Python Forum
Thread Rating:
  • 0 Vote(s) - 0 Average
  • 1
  • 2
  • 3
  • 4
  • 5
Brute Forcing Anagrams
#1
Greetings,

I am part the way through my Online Python course. I started learning Python for one very specific use-case and I thought maybe it would be smart to ask the forums about my use-case so I can focus my Python attentions more strategically.

My use case is this...

I have a scrambled code made up of 300 English letters. It takes the form of a Word Search puzzle, so it's format is 20 columns by 15 rows. However, it is more than just a simple wordsearch. Hidden in this 300 letters are presumed to be various anagrams that produce an English message.

Now, given the number of characters we're working with, it is very easy to find LOTS of words in each row of letters or column of letters.

However, I believe the words I am looking for will be specific . So, I have spent time building myself a 'Word-List'. Right now it has approximately 1,000 words on it.

Here is what I want to code... I want to be able to tell my code that [it] can arrange each row of letters (15 rows total) of 20 letters each(20 columns total) in any order that it wants - in an attempt to match a word on my Word-List. Check horizontal rows for the word, then check vertical columns for the word. IF a match is found, make a note. ELSE, no match is found, move on to the next word on the word list.

So it would ultimately check the horizontal lines h1-h15, then check the vertical lines v1-v20. Once all rows and all columns have been checked for that word, move on to the next word on the list.

I believe my list will continue to grow, but shouldn't exceed more than a few thousand words on my dictionary word-list.

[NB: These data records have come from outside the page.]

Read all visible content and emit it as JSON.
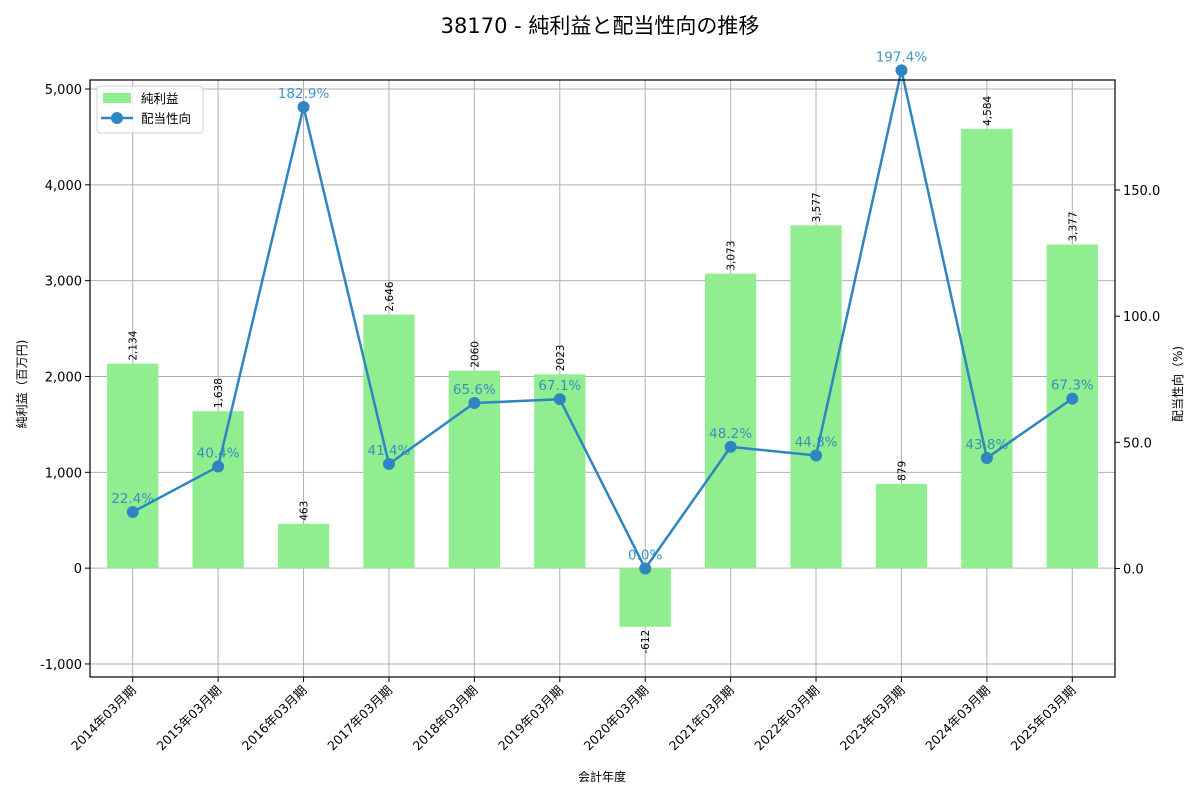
{
  "chart_data": {
    "type": "bar+line",
    "title": "38170 - 純利益と配当性向の推移",
    "xlabel": "会計年度",
    "ylabel": "純利益（百万円)",
    "ylabel_right": "配当性向（%)",
    "categories": [
      "2014年03月期",
      "2015年03月期",
      "2016年03月期",
      "2017年03月期",
      "2018年03月期",
      "2019年03月期",
      "2020年03月期",
      "2021年03月期",
      "2022年03月期",
      "2023年03月期",
      "2024年03月期",
      "2025年03月期"
    ],
    "series": [
      {
        "name": "純利益",
        "type": "bar",
        "axis": "left",
        "color": "#90ee90",
        "values": [
          2134,
          1638,
          463,
          2646,
          2060,
          2023,
          -612,
          3073,
          3577,
          879,
          4584,
          3377
        ],
        "labels": [
          "2,134",
          "1,638",
          "463",
          "2,646",
          "2060",
          "2023",
          "-612",
          "3,073",
          "3,577",
          "879",
          "4,584",
          "3,377"
        ]
      },
      {
        "name": "配当性向",
        "type": "line",
        "axis": "right",
        "color": "#2e86c1",
        "values": [
          22.4,
          40.4,
          182.9,
          41.4,
          65.6,
          67.1,
          0.0,
          48.2,
          44.8,
          197.4,
          43.8,
          67.3
        ],
        "labels": [
          "22.4%",
          "40.4%",
          "182.9%",
          "41.4%",
          "65.6%",
          "67.1%",
          "0.0%",
          "48.2%",
          "44.8%",
          "197.4%",
          "43.8%",
          "67.3%"
        ]
      }
    ],
    "ylim": [
      -1136,
      5094
    ],
    "ylim_right": [
      -43,
      193.6
    ],
    "yticks": [
      -1000,
      0,
      1000,
      2000,
      3000,
      4000,
      5000
    ],
    "ytick_labels": [
      "-1,000",
      "0",
      "1,000",
      "2,000",
      "3,000",
      "4,000",
      "5,000"
    ],
    "yticks_right": [
      0,
      50,
      100,
      150
    ],
    "ytick_labels_right": [
      "0.0",
      "50.0",
      "100.0",
      "150.0"
    ],
    "grid": true,
    "legend_position": "upper left"
  }
}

Again, these are specific words for specific topics that I believe are relevant to the puzzle I'm solving.

So since I am learning Python, how should I go about coding this, and what 'Python-coding-topics' should I focus my attentions on.

Appreciate you all for reading this far and look forward to your Yoda guidance!

Thank You.
Reply
#2
[Image: 1Qb1300]
Here is an example of my scrambled word search. As an example, one of the words on my word-list is QUARTER.
So while examining horizontal line 13, it would find a match for that word, make a note, and continue on.
Hopefully this task makes sense as I could really use some guidance about coding this.
Reply
#3
You are probably not the first person to ever have wanted to do this. There are, as I see it, 2 stages:

1. Making
2. Solving

If you grasp the making, the solving will come easier, a kind of reverse-engineering of the creation. That said, resolving the words you found into sensible English may be tricky. I don't think word-search puzzles usually contain a readable text, unless you have a sensible criterion for the word order.

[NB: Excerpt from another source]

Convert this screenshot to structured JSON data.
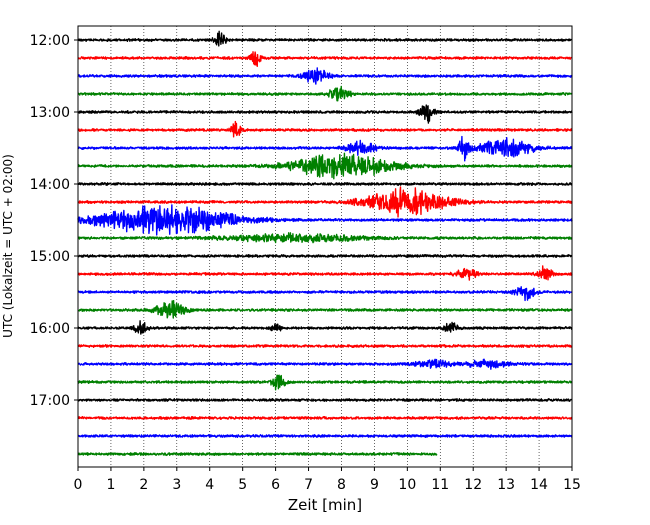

A very quick search found this page about how to create such puzzles. There are probably many more examples out there.
Reply
#4
(Jan-07-2025, 10:38 PM)Anorak Wrote: Hidden in this 300 letters are presumed to be various anagrams that produce an English message.

However, I believe the words I am looking for will be specific . So, I have spent time building myself a 'Word-List'. Right now it has approximately 1,000 words on it.

Here is what I want to code... I want to be able to tell my code that [it] can arrange each row of letters (15 rows total) of 20 letters each(20 columns total) in any order that it wants - in an attempt to match a word on my Word-List. Check horizontal rows for the word, then check vertical columns for the word. IF a match is found, make a note. ELSE, no match is found, move on to the next word on the word list.

Too much ambiguity. If you can't describe problem it's very seldom get solved. Conditions like "Presumed to be various anagrams", "I believe the words I am looking for will be specific" are very hard to put into any code.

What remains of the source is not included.